Yet another question you never asked, but now that I mention it, yeah, that's a good point.

You know how, when you put a stethoscope to someone's chest, you hear a thump-thump? (Or lub-dub or da dum or whatever you wish to call it). Or if you haven't done it, you are familiar with what I'm talking about. Now if what we hear is the heart contracting, why are there two thumps and not one? Check your pulse at the wrist or neck - you only feel one thump per heart beat.

Well, the reason is that what you hear in the stethoscope is not the heart contracting. (You can't hear a muscle contracting, otherwise you'd be thumping all over the place when you eat, walk, etc.) It is the valves closing. Let me explain a bit about the cardiac cycle: the top chambers of the heart are called the atria and the bottom chambers are called the ventricles. The job of the atria is to receive blood from the veins, while the job of the ventricles is to push blood out of the heart. The left atrium receives blood from the lungs and the right atrium receives blood from the rest of the body. The left ventricle sends 'new' (oxygenated) blood to the body (through the aorta), and the right ventricle sends 'used' (deoxygenated) blood to the lungs, via the pulmonary artery.

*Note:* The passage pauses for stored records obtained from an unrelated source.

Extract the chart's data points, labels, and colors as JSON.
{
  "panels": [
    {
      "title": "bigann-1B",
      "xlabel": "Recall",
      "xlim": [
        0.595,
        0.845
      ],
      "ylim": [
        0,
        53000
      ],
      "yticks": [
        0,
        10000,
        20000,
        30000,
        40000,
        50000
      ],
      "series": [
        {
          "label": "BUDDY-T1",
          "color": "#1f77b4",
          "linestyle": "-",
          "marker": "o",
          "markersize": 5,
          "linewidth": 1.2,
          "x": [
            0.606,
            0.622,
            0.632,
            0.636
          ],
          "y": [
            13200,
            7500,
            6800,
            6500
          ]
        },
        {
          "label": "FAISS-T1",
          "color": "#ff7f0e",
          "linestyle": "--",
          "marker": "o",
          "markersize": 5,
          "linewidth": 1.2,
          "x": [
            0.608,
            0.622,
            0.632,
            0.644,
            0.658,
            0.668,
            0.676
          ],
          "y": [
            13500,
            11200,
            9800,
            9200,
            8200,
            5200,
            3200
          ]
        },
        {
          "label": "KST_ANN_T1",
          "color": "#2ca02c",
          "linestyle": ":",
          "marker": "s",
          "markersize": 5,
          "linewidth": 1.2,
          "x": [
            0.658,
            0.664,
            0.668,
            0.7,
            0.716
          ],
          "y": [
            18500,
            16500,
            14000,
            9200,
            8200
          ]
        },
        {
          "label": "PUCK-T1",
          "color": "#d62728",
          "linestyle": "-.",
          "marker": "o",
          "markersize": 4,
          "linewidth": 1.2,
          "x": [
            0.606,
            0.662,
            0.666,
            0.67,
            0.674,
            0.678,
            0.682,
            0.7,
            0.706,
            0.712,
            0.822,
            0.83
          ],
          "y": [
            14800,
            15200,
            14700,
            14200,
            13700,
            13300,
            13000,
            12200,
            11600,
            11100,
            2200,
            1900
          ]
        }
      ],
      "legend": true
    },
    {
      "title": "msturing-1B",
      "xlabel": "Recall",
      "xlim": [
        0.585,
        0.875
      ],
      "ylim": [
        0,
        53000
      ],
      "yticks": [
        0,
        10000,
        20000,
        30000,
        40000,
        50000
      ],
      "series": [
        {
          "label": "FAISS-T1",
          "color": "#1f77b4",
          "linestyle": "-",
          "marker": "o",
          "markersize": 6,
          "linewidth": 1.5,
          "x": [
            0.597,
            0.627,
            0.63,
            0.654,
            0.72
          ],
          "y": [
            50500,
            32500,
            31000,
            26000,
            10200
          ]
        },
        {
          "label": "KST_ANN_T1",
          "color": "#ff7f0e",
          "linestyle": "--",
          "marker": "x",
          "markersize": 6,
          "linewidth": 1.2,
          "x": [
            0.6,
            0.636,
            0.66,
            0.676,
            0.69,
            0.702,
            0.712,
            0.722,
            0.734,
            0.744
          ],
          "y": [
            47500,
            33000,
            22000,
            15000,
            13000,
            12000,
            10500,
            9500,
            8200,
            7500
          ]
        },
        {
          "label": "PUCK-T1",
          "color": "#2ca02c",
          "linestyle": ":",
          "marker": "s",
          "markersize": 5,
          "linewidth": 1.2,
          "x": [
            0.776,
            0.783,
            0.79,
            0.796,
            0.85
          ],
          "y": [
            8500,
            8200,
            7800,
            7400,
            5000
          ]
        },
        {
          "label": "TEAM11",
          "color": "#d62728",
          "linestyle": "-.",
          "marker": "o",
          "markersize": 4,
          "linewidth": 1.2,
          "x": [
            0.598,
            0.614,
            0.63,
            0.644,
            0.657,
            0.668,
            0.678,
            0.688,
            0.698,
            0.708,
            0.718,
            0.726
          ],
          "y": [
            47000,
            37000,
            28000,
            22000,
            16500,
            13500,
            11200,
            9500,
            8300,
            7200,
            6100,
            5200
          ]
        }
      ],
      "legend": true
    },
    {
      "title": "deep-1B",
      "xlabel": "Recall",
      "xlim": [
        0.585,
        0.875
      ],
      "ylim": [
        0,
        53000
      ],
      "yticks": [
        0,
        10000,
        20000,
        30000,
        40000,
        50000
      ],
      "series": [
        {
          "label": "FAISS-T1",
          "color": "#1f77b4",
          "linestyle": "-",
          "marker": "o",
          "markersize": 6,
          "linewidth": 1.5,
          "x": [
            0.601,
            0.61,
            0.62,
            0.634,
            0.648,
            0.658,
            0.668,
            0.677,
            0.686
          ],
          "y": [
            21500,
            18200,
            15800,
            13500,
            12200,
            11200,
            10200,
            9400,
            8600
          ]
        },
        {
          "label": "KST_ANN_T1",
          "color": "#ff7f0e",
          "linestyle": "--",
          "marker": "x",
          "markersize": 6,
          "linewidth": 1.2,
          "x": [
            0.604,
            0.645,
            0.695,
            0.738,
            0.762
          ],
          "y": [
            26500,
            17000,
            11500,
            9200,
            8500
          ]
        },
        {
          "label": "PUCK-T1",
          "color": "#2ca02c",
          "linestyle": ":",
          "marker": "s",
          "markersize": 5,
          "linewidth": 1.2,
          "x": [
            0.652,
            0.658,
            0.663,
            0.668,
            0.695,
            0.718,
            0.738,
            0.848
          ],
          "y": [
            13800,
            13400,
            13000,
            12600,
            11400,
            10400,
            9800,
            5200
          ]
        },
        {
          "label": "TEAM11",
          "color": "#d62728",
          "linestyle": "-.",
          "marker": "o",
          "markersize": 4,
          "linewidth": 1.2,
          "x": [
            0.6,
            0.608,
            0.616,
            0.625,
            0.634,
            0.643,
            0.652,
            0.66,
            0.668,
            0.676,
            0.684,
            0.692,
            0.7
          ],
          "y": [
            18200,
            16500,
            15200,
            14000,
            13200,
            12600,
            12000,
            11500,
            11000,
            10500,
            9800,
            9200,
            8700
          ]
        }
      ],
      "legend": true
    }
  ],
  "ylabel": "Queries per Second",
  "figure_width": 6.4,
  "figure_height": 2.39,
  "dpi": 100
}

Between the atria and the ventricles are valves called the atrio-ventricular valves (AV valves) - which are the mitral valve between the left atrium and the left ventricle, and the tricuspid valve between the right atrium and the right ventricle. Between the ventricles and their respective arteries there are valves called the aortic and the pulmonic valves.

In the cardiac cycle, the atria contract and push blood into the ventricles. A split second after the atria contract, the ventricles begin to contract. As the pressure in the ventricles increases, the AV valves close, to prevent blood from flowing backwards. The sound made by the AV valves closing is the first thump of the heart beat. The ventricles contract and push blood out through the arteries. The ventricles then relax, and the aortic and pulmonic valves shut down, to keep the blood from flowing back into the heart. The sound of these valves closing causes the second thump.

The atria then fill up again with blood flowing to them from veins, to begin the next cardiac cycle.